Weird EROFS data corruption

Mon Dec 4 04:21:58 AEDT 2023

On 2023/12/4 01:01, Juhyung Park wrote:
> Hi Gao,
> 
> On Mon, Dec 4, 2023 at 1:52 AM Gao Xiang <hsiangkao at linux.alibaba.com> wrote:
>>
>> Hi Juhyung,
>>
>> On 2023/12/4 00:22, Juhyung Park wrote:
>>> (Cc'ing f2fs and crypto as I've noticed something similar with f2fs a
>>> while ago, which may mean that this is not specific to EROFS:
>>> https://lore.kernel.org/all/CAD14+f2nBZtLfLC6CwNjgCOuRRRjwzttp3D3iK4Of+1EEjK+cw@mail.gmail.com/
>>> )
>>>
>>> Hi.
>>>
>>> I'm encountering a very weird EROFS data corruption.
>>>
>>> I noticed when I build an EROFS image for AOSP development, the device
>>> would randomly not boot from a certain build.
>>> After inspecting the log, I noticed that a file got corrupted.
>>
>> Is it observed on your laptop (i7-1185G7), yes? or some other arm64
>> device?
> 
> Yes, only on my laptop. The arm64 device seems fine.
> The reason that it would not boot was that the host machine (my
> laptop) was repacking the EROFS image wrongfully.
> 
> The workflow is something like this:
> Server-built EROFS AOSP image -> Image copied to laptop -> Laptop
> mounts the EROFS image -> Copies the entire content to a scratch
> directory (CORRUPT!) -> Changes some files -> mkfs.erofs
> 
> So the device is not responsible for the corruption, the laptop is.

Ok.

> 
>>
>>>
>>> After adding a hash check during the build flow, I noticed that EROFS
>>> would randomly read data wrong.
>>>
>>> I now have a reliable method of reproducing the issue, but here's the
>>> funny/weird part: it's only happening on my laptop (i7-1185G7). This
>>> is not happening with my 128 cores buildfarm machine (Threadripper
>>> 3990X).>
>>> I first suspected a hardware issue, but:
>>> a. The laptop had its motherboard replaced recently (due to a failing
>>> physical Type-C port).
>>> b. The laptop passes memory test (memtest86).
>>> c. This happens on all kernel versions from v5.4 to the latest v6.6
>>> including my personal custom builds and Canonical's official Ubuntu
>>> kernels.
>>> d. This happens on different host SSDs and file-system combinations.
>>> e. This only happens on LZ4. LZ4HC doesn't trigger the issue.
>>> f. This only happens when mounting the image natively by the kernel.
>>> Using fuse with erofsfuse is fine.
>>
>> I think it's a weird issue with inplace decompression because you said
>> it depends on the hardware.  In addition, with your dataset sadly I
>> cannot reproduce on my local server (Xeon(R) CPU E5-2682 v4).
> 
> As I feared. Bummer :(
> 
>>
>> What is the difference between these two machines? just different CPU or
>> they have some other difference like different compliers?
> 
> I fully and exclusively control both devices, and the setup is almost the same.
> Same Ubuntu version, kernel/compiler version.
> 
> But as I said, on my laptop, the issue happens on kernels that someone
> else (Canonical) built, so I don't think it matters.
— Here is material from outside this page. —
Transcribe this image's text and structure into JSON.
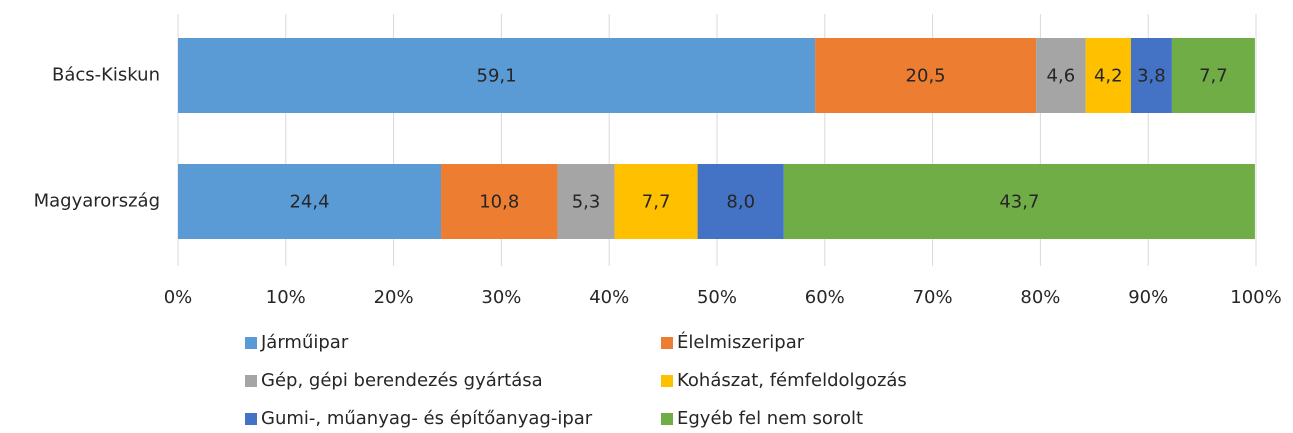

The only thing I could say is that the kernel side has optimized
inplace decompression compared to fuse so that it will reuse the
same buffer for decompression but with a safe margin (according to
the current lz4 decompression implementation).  It shouldn't behave
different just due to different CPUs.  Let me find more clues
later, also maybe we should introduce a way for users to turn off
this if needed.

Thanks,
Gao Xiang